8 de abril de 2020
 
Actualizado 11/03/2014 12:59:29 +00:00 CET

ESO capta la imagen de una de las diez estrellas más grandes conocidas

Mayor estrella amarilla
Foto: ESO

MADRID, 11 Mar. (EUROPA PRESS) -

   El interferómetro del telescopio VLT del Observatorio Europeo Austral (ESO) ha captado la imagen de la mayor estrella amarilla y una de las diez estrellas más grandes encontradas hasta ahora. Este astro, conocido como HR 5171 A, mide más de 1.300 veces el diámetro del Sol y es aproximadamente un millón de veces más brillante.

   Este objeto celeste se encuentra a 12.000 años luz de la Tierra, a pesar de lo cual se puede ver casi a simple vista, debido a su tamaño. Es parte de un sistema estelar doble, cuyo segundo componente está tan cerca que ambos pueden tocarse "y todo el sistema se asemeja a un cacahuete gigante", según ha explicado uno de los autores, Olivier Chesneau.

   En este caso HR 5171 A está orbitado por su estrella compañera cada 1.300 días. La compañera más pequeña es sólo ligeramente más caliente que el HR 5171 de una temperatura superficial de 5.000ºC.

   Las hipergigantes amarillas son muy raras y apenas se conocen una docena en la Vía Láctea. La más conocida es Rho Cassiopeiae, una de las más grandes y brillantes conocidas. Estos astros están en una etapa de sus vidas en que son inestables y cambian rápidamente. Debido a esta inestabilidad, las hipergigantes amarillas expulsan material hacia el exterior, formando un ambiente grande y extendido alrededor de la estrella.
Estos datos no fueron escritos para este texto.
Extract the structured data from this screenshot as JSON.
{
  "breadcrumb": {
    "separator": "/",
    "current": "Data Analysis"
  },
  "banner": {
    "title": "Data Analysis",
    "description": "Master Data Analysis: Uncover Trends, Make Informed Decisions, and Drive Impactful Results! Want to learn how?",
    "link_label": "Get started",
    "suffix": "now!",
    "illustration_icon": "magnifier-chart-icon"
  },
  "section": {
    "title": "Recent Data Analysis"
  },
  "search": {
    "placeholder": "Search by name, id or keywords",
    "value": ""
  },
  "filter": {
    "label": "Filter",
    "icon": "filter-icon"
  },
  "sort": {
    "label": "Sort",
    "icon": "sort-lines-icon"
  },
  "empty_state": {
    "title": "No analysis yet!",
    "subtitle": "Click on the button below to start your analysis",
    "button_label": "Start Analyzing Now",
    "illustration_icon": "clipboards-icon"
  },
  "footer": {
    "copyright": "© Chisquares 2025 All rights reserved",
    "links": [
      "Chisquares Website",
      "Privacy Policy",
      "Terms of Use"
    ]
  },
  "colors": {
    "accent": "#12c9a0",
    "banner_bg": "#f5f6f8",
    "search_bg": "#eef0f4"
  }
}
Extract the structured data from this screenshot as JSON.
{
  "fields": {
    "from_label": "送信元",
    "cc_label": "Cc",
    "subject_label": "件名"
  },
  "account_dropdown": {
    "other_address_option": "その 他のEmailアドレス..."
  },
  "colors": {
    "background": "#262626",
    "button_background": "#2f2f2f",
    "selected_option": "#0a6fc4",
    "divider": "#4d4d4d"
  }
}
   Para este trabajo, publicado en 'Astronomy & Astrophysics', se ha usado la interferometría, un técnica que ha permitido a los científicos combinar la luz recogida por múltiples telescopios individuales, creando un telescopio gigante de hasta 140 metros de tamaño. Los nuevos resultados llevaron al equipo a investigar a fondo las observaciones anteriores de esta estrella, para ver cómo se había comportado en el pasado.

   Los científicos han determinado que HR 5171 A ha ido creciendo en los últimos 40 años y se enfría a medida que crece y esta evolución ha sido capturada durante las observaciones. Sólo unas pocas estrellas son capturadas en este muy breve fase, donde se someten a un cambio brusco de temperatura a medida que evolucionan rápidamente.

   ESO apunta que este nuevo descubrimiento pone de relieve la importancia de estudiar estas enormes y de corta duración hipergigantes amarillas y, según los expertos, podría proporcionar un medio para la comprensión de los procesos evolutivos de las estrellas masivas en general.